One of the great ironies of our age is that we read more words per day than any other generation in the history of the world. Yet, the national average for the number of books read per year is less than one per person. Os Guinness says we’re always snacking and hardly ever sitting down to a good meal.

Some thoughts on how to level up:

  1. Don’t pick books at random. Listen for the titles and names of authors that keep popping up on perennial lists of recommendations.
  2. Don’t read “just to get through it.” Books are meant to be savored not gobbled.
  3. Feel like you don’t have time? The difference between someone who reads zero books per year, and someone who is well-read is only thirty minutes per day. Set an alarm.
  4. Don’t read in order to notch your belt. The point isn’t to feel proud about the stack of books you read this year. The goal is to nourish and enrich your life–to acquire wisdom. A well-read fool is still a fool. This doesn’t mean you have to remember everything you read–it’s simply a call to mindfulness.
  5. Buy books so that you can mark them up. Engage the text with a pen or pencil. Underline, circle, star, write questions and take notes in the margins. Dog-ear your pages. Some of you are gasping right now at my sacrilege because you love pristine pages, you respect the text too much to mar it with your written thoughts. I say you respect the text more if you actively engage, and you’re far more likely to actively engage if you’re using a pencil.
  6. Don’t skip Children’s Literature. Go back and read your favorites from your childhood. You’ll be shocked at how profound some of them are. I can barely get through Arnold Lobel’s “The Letter” from Frog and Toad Are Friends without getting choked up. C.S. Lewis says that since you’re older, you’re able to put a lot more into these stories, and thereby get a lot more out of them. He’s right.
  7. Re-reading excellent books is more valuable than reading a wide variety of books. Before movies became ubiquitous, people quoted poetry and prose. A book that you’ve read many times becomes a part of you.

We do not enjoy a story fully at the first reading. Not till the curiosity, the sheer narrative lust, has been given its sop and laid asleep, are we at leisure to savour the real beauties.

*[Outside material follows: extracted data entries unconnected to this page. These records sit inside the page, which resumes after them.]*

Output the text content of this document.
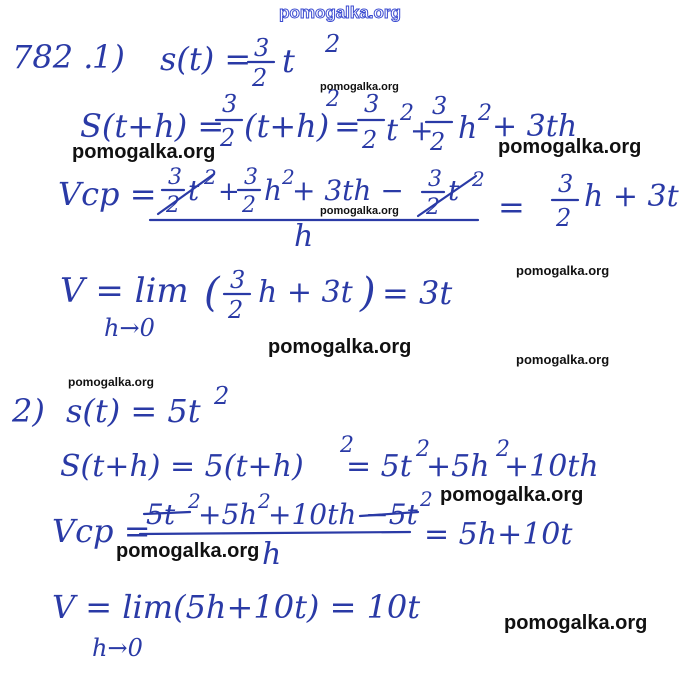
pomogalka.org
782 .
1) s(t) = 3
2 t 2
S(t+h) =
3
2 (t+h)
2
=
3
2 t 2
+
3
2 h 2 + 3th
Vcp = 3
2 t 2 + 3
2 h 2
+ 3th − 3
2
t 2
h
=
3
2
h + 3t
V = lim
h→0
( 3
2 h + 3t ) = 3t
2) s(t) = 5t 2
S(t+h) = 5(t+h)
2
= 5t 2
+5h 2
+10th
Vcp =
5t 2
+5h 2
+10th −5t 2
h
= 5h+10t
V = lim(5h+10t) = 10t
h→0
pomogalka.org
pomogalka.org	pomogalka.org
pomogalka.org
pomogalka.org
pomogalka.org
pomogalka.org
pomogalka.org
pomogalka.org
pomogalka.org
pomogalka.org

Till then, it is like wasting great wine on a ravenous natural thirst which merely wants cold wetness. The children understand this well when they ask for the same story over and over again, and in the same words. They want to have again the ‘surprise’ of discovering that what seemed Little Red Riding Hood’s grandmother is really the wolf. It is better when you know it is coming: free from the shock of actual surprise you can attend better to the intrinsic surprisingness of the peripeteia [sudden reversal of fortunes].

C.S. Lewis, “On Stories” in Of Other Worlds, 26.